Incidente en pleno día y visitas diplomáticas
El viernes pasado, uno de estos drones a reacción impactó directamente en la sede de los servicios de seguridad de Ucrania en el centro histórico de Kiev, a plena luz del día. Ucrania sostiene que Rusia buscó perturbar la visita de los emisarios estadounidenses Steve Witkoff y Jared Kushner a Moscú y Kiev, cuyo objetivo era reactivar las negociaciones de paz.
La capital llegó a registrar hasta una docena de alertas aéreas por jornada. Durante esos episodios, empresas e instituciones suspenden sus actividades y el metro limita su funcionamiento. Esto genera embotellamientos y concentraciones de personas en las calles. Varios centros educativos, que retomaron las clases la semana pasada tras las vacaciones de verano, optaron por pasar a la enseñanza a distancia.

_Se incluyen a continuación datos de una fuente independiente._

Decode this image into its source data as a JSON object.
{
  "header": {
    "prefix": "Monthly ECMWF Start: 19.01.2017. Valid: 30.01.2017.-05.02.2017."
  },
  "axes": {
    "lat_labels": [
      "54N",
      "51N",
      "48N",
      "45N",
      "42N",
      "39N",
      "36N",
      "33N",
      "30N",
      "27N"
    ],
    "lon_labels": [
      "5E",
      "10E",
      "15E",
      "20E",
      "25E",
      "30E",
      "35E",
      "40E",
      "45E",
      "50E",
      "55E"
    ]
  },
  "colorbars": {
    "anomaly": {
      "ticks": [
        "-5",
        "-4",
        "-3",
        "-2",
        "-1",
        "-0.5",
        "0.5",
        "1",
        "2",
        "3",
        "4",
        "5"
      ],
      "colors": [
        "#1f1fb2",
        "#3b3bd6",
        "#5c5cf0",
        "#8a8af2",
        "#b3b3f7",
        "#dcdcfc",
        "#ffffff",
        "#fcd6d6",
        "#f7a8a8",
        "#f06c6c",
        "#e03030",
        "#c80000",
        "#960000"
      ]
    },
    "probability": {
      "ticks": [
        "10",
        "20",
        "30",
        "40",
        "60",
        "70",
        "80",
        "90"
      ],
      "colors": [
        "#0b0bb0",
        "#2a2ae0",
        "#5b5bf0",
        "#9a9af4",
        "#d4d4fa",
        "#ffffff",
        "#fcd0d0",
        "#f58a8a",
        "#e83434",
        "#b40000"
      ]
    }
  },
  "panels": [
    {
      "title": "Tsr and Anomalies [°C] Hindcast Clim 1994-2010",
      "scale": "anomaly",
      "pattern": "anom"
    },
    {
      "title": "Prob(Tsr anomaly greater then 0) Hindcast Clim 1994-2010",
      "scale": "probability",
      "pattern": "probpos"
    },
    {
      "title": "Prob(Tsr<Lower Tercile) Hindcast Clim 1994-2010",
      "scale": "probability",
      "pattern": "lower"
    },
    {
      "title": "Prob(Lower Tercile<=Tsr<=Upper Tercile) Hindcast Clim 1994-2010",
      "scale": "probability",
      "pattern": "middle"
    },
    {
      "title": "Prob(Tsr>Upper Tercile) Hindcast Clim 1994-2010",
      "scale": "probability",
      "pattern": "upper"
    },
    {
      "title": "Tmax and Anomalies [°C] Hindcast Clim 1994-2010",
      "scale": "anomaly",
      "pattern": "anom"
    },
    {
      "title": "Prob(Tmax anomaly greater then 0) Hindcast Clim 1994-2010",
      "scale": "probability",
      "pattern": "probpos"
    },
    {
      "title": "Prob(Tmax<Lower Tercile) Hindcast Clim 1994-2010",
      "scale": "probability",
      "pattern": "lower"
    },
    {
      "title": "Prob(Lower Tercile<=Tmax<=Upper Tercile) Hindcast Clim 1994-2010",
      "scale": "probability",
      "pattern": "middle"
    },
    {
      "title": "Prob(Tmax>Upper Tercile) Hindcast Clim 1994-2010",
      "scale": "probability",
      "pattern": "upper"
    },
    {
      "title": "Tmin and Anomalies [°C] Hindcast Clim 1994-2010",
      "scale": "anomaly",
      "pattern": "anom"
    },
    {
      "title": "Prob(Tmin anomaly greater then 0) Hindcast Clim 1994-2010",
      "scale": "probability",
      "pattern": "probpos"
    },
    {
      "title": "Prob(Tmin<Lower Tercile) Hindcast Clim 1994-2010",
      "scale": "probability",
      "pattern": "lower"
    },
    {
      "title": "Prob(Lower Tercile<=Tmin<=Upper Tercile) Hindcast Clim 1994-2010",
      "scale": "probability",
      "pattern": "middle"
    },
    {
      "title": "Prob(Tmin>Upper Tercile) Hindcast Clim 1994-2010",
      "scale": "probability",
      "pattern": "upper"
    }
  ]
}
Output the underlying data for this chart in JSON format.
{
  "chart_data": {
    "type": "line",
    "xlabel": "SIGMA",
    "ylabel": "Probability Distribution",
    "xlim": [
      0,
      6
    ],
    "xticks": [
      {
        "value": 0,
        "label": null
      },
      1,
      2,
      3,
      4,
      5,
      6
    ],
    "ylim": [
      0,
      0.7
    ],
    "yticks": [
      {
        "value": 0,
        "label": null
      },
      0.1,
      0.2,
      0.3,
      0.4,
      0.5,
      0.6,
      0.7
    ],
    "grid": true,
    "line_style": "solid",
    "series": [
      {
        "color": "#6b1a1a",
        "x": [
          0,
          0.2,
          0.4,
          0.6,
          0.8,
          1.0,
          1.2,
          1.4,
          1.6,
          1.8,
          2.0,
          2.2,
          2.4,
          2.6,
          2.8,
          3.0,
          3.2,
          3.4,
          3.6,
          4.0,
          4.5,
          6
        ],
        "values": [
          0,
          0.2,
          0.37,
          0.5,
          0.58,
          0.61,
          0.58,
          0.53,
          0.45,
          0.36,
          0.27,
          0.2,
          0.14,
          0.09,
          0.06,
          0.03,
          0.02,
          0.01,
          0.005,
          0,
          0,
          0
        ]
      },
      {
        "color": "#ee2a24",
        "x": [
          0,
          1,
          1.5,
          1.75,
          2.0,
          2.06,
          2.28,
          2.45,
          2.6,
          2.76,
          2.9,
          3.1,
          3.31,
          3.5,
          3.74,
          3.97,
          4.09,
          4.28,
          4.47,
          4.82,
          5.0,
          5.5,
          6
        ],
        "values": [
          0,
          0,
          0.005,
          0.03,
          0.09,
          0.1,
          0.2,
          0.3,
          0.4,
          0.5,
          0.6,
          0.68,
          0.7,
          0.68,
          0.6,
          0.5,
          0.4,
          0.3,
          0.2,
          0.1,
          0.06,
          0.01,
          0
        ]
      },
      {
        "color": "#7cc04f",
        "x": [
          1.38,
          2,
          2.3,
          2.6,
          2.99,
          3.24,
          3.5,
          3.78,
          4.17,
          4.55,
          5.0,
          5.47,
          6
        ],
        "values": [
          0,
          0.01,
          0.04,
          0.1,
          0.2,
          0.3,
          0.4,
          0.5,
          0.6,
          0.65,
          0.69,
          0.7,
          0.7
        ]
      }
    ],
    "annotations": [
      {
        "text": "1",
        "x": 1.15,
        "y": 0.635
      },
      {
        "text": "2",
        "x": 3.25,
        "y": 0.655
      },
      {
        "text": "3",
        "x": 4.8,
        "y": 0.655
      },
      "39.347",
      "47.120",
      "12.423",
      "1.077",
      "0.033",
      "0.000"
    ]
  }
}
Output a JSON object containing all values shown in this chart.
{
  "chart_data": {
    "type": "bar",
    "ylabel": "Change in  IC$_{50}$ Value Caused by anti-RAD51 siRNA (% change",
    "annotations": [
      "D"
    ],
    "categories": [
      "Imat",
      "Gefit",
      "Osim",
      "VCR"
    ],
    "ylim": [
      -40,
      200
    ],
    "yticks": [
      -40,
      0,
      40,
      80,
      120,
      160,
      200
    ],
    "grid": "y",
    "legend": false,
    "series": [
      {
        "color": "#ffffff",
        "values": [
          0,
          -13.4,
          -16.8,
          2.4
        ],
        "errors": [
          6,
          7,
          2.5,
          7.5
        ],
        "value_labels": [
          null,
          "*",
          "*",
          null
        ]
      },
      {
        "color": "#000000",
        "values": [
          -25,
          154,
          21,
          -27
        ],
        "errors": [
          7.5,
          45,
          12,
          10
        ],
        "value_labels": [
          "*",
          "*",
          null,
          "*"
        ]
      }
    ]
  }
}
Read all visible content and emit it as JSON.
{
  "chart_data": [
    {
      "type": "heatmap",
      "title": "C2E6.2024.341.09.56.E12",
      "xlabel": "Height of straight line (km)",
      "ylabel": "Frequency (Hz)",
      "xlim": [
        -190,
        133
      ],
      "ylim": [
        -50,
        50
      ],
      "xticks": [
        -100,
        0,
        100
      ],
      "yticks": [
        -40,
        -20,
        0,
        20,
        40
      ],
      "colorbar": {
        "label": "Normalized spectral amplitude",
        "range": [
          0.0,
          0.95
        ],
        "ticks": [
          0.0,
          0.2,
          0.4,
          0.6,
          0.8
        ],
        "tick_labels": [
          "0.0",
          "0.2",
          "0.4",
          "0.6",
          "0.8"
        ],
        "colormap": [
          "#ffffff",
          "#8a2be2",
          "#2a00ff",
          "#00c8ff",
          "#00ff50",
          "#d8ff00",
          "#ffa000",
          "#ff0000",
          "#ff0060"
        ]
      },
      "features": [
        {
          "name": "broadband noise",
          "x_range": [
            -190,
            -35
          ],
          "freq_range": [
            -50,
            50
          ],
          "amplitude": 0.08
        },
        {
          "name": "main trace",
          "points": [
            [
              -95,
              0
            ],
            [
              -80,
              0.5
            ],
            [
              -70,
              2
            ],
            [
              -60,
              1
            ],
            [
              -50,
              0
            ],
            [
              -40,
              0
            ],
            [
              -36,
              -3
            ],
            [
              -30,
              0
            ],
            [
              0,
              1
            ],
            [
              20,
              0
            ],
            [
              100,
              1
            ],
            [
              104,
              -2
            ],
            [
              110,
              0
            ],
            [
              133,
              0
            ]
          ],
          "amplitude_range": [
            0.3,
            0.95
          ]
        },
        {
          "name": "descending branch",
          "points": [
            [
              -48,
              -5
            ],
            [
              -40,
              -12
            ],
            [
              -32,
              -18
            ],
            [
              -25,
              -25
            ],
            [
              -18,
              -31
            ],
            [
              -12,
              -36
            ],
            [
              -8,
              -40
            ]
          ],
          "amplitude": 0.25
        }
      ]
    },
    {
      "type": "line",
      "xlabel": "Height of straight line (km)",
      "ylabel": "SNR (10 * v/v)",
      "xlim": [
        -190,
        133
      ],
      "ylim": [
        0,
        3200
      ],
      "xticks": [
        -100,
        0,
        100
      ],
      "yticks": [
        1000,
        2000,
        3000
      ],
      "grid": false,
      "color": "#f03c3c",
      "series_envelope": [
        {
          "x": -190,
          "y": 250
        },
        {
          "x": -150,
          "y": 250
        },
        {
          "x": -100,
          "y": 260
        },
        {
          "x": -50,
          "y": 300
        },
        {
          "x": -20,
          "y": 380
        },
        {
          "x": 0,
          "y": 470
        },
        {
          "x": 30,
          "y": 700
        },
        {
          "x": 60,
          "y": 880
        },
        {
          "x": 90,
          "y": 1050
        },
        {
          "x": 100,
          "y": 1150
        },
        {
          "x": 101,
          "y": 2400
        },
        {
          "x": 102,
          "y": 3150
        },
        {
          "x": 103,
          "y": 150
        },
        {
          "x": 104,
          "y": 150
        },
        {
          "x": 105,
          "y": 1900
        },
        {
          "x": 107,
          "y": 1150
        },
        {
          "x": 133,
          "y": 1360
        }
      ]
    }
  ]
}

Las autoridades de Kiev flexibilizaron de forma excepcional algunos protocolos de seguridad para que la ciudad, con cerca de tres millones de habitantes, pueda mantener sus actividades esenciales. No obstante, la administración capitalina recibió críticas por no anticipar la amenaza de los drones rusos propulsados por reactores, cuya producción, según analistas, comenzó hace 18 meses y ya alcanza cerca de 3.000 unidades mensuales.

“Moscú tiene una oportunidad con estos drones a reacción”, afirmó el bloguero ucraniano Nikolaevsky Vaniok, cercano a la comunidad de defensa aérea del país y con más de 2,6 millones de seguidores en Telegram.
La respuesta de Ucrania
Zelensky reunió la semana pasada a su gabinete militar para acelerar la fabricación de interceptores más veloces. El mandatario aseguró que existen prototipos y que los equipos técnicos trabajan “para que esta nueva arma alcance el nivel de eficiencia requerido”.
Una empresa ucraniana dedicada a la producción de interceptores contra drones convencionales informó que trabaja de forma activa en una solución para enfrentar los nuevos dispositivos.
El director del centro de análisis Defense Express, Sergiy Zgurets, consideró que Ucrania necesita una estrategia más amplia que el desarrollo de interceptores mejorados. A su juicio, la respuesta debe reunir aviación, sistemas tierra-aire, guerra electrónica y ataques contra instalaciones rusas de lanzamiento y producción.

“Los rusos han tomado la delantera en este ciclo tecnológico”, señaló Zgurets, quien estimó que Ucrania podría necesitar “hasta seis meses” para desarrollar contramedidas eficaces.